Coal Bed Methane Impacts

Coal Bed Methane development generates mixed economic, environmental and social outcomes requiring balanced policy assessment.

• Energy security enhancement: CBM reduces dependence on imported natural gas by utilizing domestic coal based energy resources.
• Lower emissions than coal: Electricity generation from CBM produces less than half the greenhouse emissions compared to coal based power.
• Mine safety improvement: Pre-mining msethane removal reduces explosion risks in underground coal operations.
• Employment generation: CBM projects create skilled and semi skilled jobs in drilling, gas processing and pipeline infrastructure.
• Methane leakage risk: Fugitive methane emissions during extraction significantly impact climate due to methane’s high global warming potential.
• Produced water concerns: Saline and chemically contaminated water can pollute soil and water bodies if poorly managed.

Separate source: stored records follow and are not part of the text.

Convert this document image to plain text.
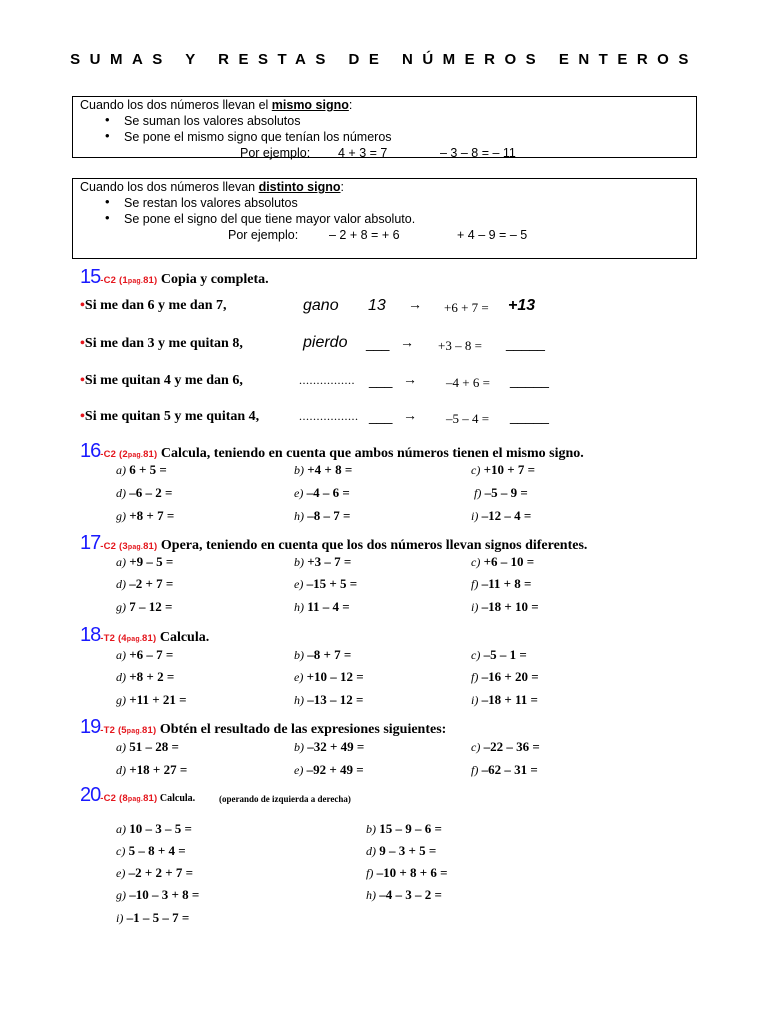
SUMAS Y RESTAS DE NÚMEROS ENTEROS
Cuando los dos números llevan el mismo signo:
• Se suman los valores absolutos
• Se pone el mismo signo que tenían los números
Por ejemplo: 4 + 3 = 7	– 3 – 8 = – 11
Cuando los dos números llevan distinto signo:
• Se restan los valores absolutos
• Se pone el signo del que tiene mayor valor absoluto.
Por ejemplo: – 2 + 8 = + 6	+ 4 – 9 = – 5
15-C2 (1pag.81) Copia y completa.
•Si me dan 6 y me dan 7,	gano 13 → +6 + 7 = +13
•Si me dan 3 y me quitan 8,	pierdo ___ → +3 – 8 = _____
•Si me quitan 4 y me dan 6,	................ ___ → –4 + 6 = _____
•Si me quitan 5 y me quitan 4,	................. ___ → –5 – 4 = _____
16-C2 (2pag.81) Calcula, teniendo en cuenta que ambos números tienen el mismo signo.
a) 6 + 5 =	b) +4 + 8 =	c) +10 + 7 =
d) –6 – 2 =	e) –4 – 6 =	f) –5 – 9 =
g) +8 + 7 =	h) –8 – 7 =	i) –12 – 4 =
17-C2 (3pag.81) Opera, teniendo en cuenta que los dos números llevan signos diferentes.
a) +9 – 5 =	b) +3 – 7 =	c) +6 – 10 =
d) –2 + 7 =	e) –15 + 5 =	f) –11 + 8 =
g) 7 – 12 =	h) 11 – 4 =	i) –18 + 10 =
18-T2 (4pag.81) Calcula.
a) +6 – 7 =	b) –8 + 7 =	c) –5 – 1 =
d) +8 + 2 =	e) +10 – 12 =	f) –16 + 20 =
g) +11 + 21 =	h) –13 – 12 =	i) –18 + 11 =
19-T2 (5pag.81) Obtén el resultado de las expresiones siguientes:
a) 51 – 28 =	b) –32 + 49 =	c) –22 – 36 =
d) +18 + 27 =	e) –92 + 49 =	f) –62 – 31 =
20-C2 (8pag.81) Calcula.	(operando de izquierda a derecha)
a) 10 – 3 – 5 =	b) 15 – 9 – 6 =
c) 5 – 8 + 4 =	d) 9 – 3 + 5 =
e) –2 + 2 + 7 =	f) –10 + 8 + 6 =
g) –10 – 3 + 8 =	h) –4 – 3 – 2 =
i) –1 – 5 – 7 =
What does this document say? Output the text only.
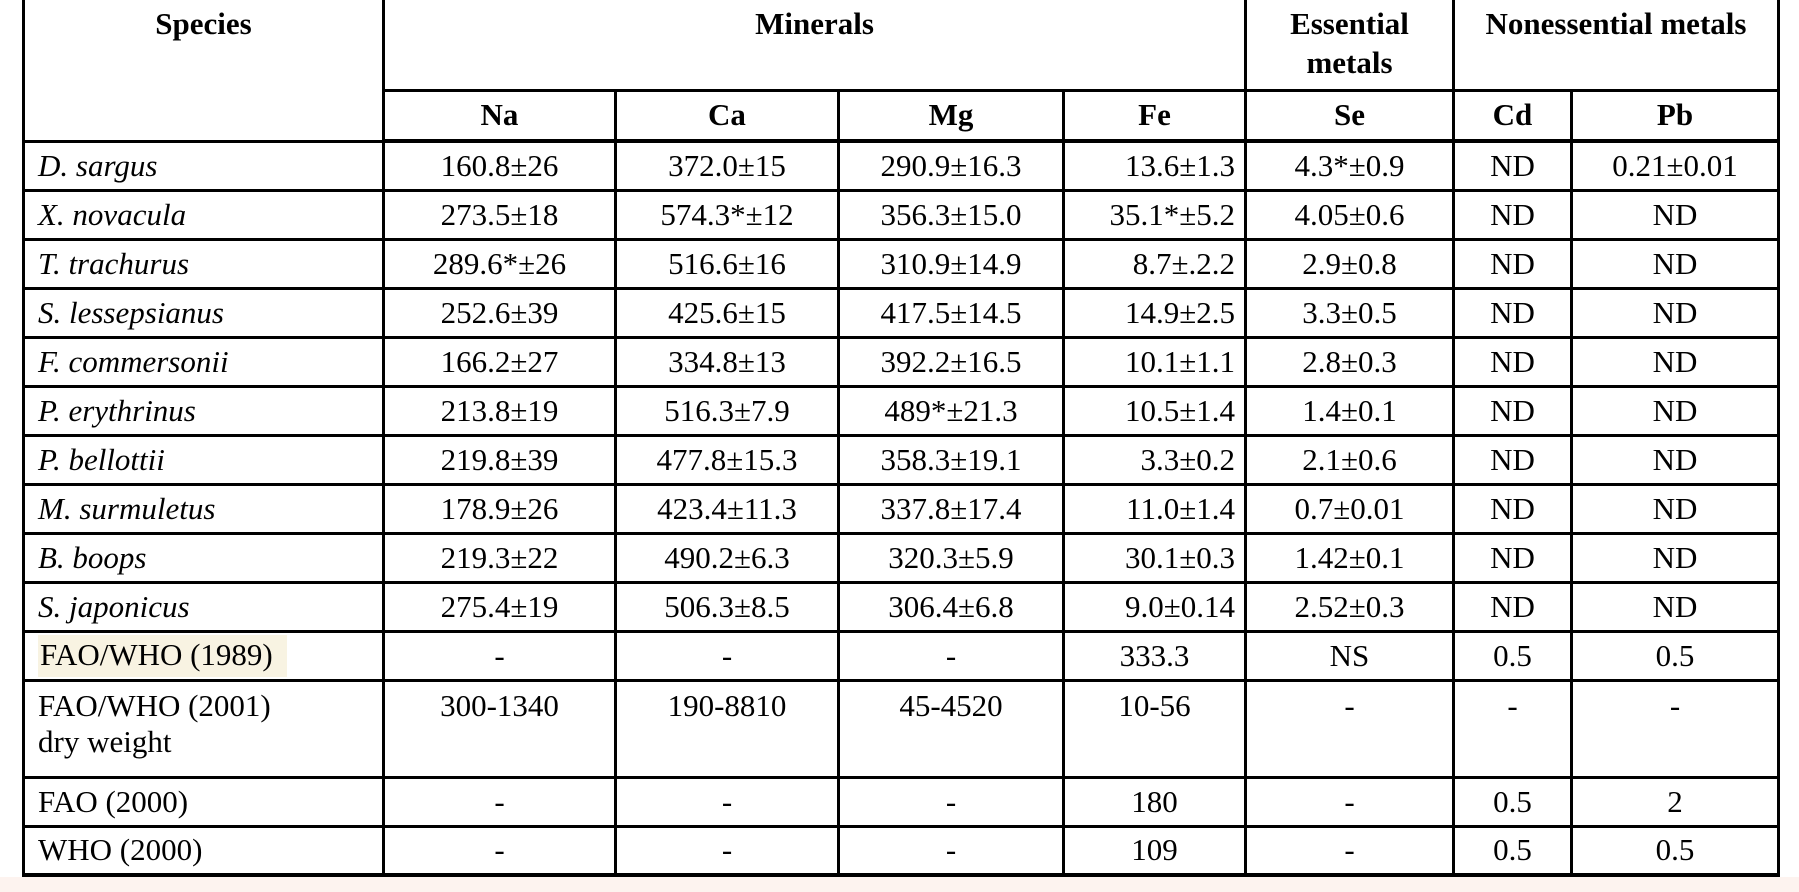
Species	Minerals				Essential metals	Nonessential metals	
	Na	Ca	Mg	Fe	Se	Cd	Pb
D. sargus	160.8±26	372.0±15	290.9±16.3	13.6±1.3	4.3*±0.9	ND	0.21±0.01
X. novacula	273.5±18	574.3*±12	356.3±15.0	35.1*±5.2	4.05±0.6	ND	ND
T. trachurus	289.6*±26	516.6±16	310.9±14.9	8.7±.2.2	2.9±0.8	ND	ND
S. lessepsianus	252.6±39	425.6±15	417.5±14.5	14.9±2.5	3.3±0.5	ND	ND
F. commersonii	166.2±27	334.8±13	392.2±16.5	10.1±1.1	2.8±0.3	ND	ND
P. erythrinus	213.8±19	516.3±7.9	489*±21.3	10.5±1.4	1.4±0.1	ND	ND
P. bellottii	219.8±39	477.8±15.3	358.3±19.1	3.3±0.2	2.1±0.6	ND	ND
M. surmuletus	178.9±26	423.4±11.3	337.8±17.4	11.0±1.4	0.7±0.01	ND	ND
B. boops	219.3±22	490.2±6.3	320.3±5.9	30.1±0.3	1.42±0.1	ND	ND
S. japonicus	275.4±19	506.3±8.5	306.4±6.8	9.0±0.14	2.52±0.3	ND	ND
FAO/WHO (1989)	-	-	-	333.3	NS	0.5	0.5
FAO/WHO (2001)
dry weight	300-1340	190-8810	45-4520	10-56	-	-	-
FAO (2000)	-	-	-	180	-	0.5	2
WHO (2000)	-	-	-	109	-	0.5	0.5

Coal Bed Methane Challenges

Coal Bed Methane development faces technical, environmental, economic and governance related challenges across producing regions. To address these challenges various integrated methods can be applied as highlighted here:

• High capital intensity: CBM wells have high initial costs with lower early gas output compared to conventional reservoirs.
• Economic viability issues: Low gas prices reduce investment attractiveness and delay cost recovery for operators.
• Methane emission risks: Methane has 72 times higher warming potential than CO₂ over 20 years, raising climate concerns.
• Water pollution threat: Produced water may contain salts, heavy metals and radionuclides harmful to ecosystems.
• Groundwater depletion: Large scale dewatering depresses aquifers, with Australia extracting over 126,000 million litres annually.
• Accident hazards: Deeper CBM operations increase risks of ignition, explosions and infrastructure damage.
• Regulatory fragmentation in India: Overlapping jurisdiction between coal and petroleum ministries delays integrated resource development.

Way Forward:

• Integrated governance: Harmonizing coal and gas regulatory frameworks can reduce bureaucratic delays and investment uncertainty.
• Gas pricing reforms: Market linked pricing mechanisms are crucial to attract private investment in capital intensive CBM projects.
• Advanced technology adoption: Enhanced drilling, reservoir modeling and microbial methane recovery can improve extraction efficiency.
• Environmental safeguards: Mandatory environmental impact assessments and water treatment norms must guide CBM operations.
• Methane abatement programs: Capturing fugitive methane before mining can reduce emissions and improve energy recovery.
• Public private partnerships: Leveraging private sector finance and expertise can address technological and managerial gaps.
• Research support: Institutions like TERI demonstrate the role of innovation in improving CBM recovery through microbial techniques.